Graziers Vs Cultivators: Clash for ‘Settlements’ in the Brahmaputra Valley, Assam
The present Northeast of India, more precisely the Brahmaputra valley, saw a rapid transformation in the economy with the onset of colonial rule in the early 19th Century Establishment of trade relations-both internal and external- brought the region and its resources into the eyes of the colonial administration. Resource mobilization using unlimited resource exploration soon became the key concern of the colonial regime. But a major problem was the sparse local population with very limited trade and commerce knowledge. In such a setting agriculture was not very helpful in meeting the ever-rising economic requirements which accentuated the need to give a strong incentive to migration, especially from drought-ridden populated regions of India and its neighbourhood. Amongst the early colonial migrants to Assam were the Nepalis who were recruited in large numbers into the colonial military setup. Strangely however even after a century of Nepali migration, the number of Nepali migrants into Assam stood at a mere 90, 000 to 100,000 (one lakh) as per the Census report of 1931. On the other hand, there was a far more rapid migration of landless cultivators from poverty-stricken East Bengal in the early 20th century. Soon the two migrant groups, separated by religious as well as cultural differences but most importantly economic differences soon got embroiled in conflict driven by the increasing requirement for resources. Most of these Nepali migrants after retiring from colonial services settled down in the valley as dairy farmers and cattle grazers. While on the other hand, the mushrooming farm cultivators from East Bengal settled on every vacant piece of land that was not taken. They even intruded into the forest reserves, tribal blocks, and professional grazing reserves. The situation became more serious during the heady days of communal polarization preceding the partition of India.

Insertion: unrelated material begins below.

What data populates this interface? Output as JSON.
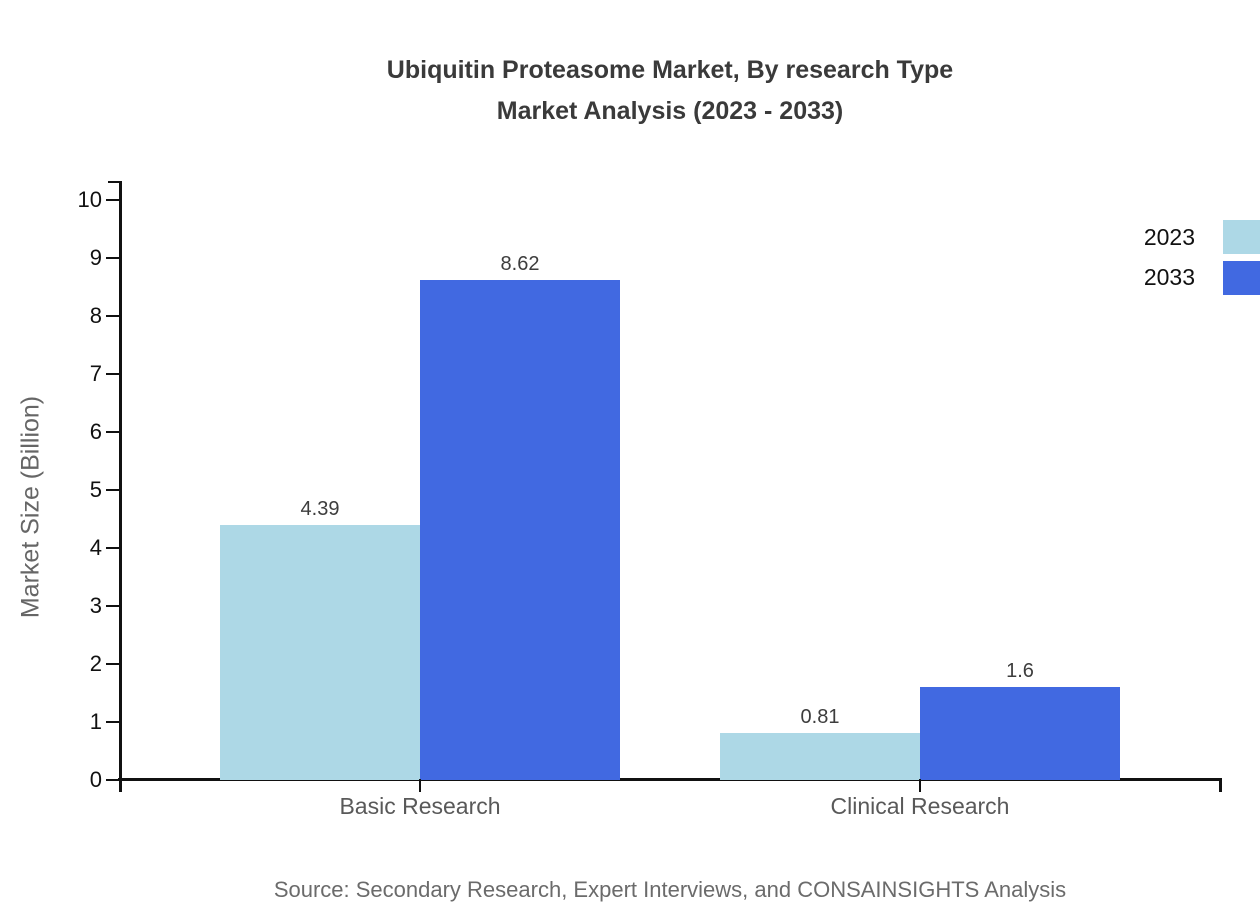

The present work will try to present a brief history of the Nepali migration into the Brahmaputra valley during the colonial era, and analyse the circumstances leading to the outbreak of conflict between them and the east Bengali migrants during the 1940s. Also, the work will highlight the different stages of this conflict, the position taken by the Sadullah ministry and the Bordoloi ministry on this issue as well as the attitude of the colonial authorities on this vexed question affecting both the communities.
Keywords: East Bengalis, farm cultivators, Nepalis, grazing reserves, encroachment, eviction, Assamese, Brahmaputra valley, colonial, Gurkhas.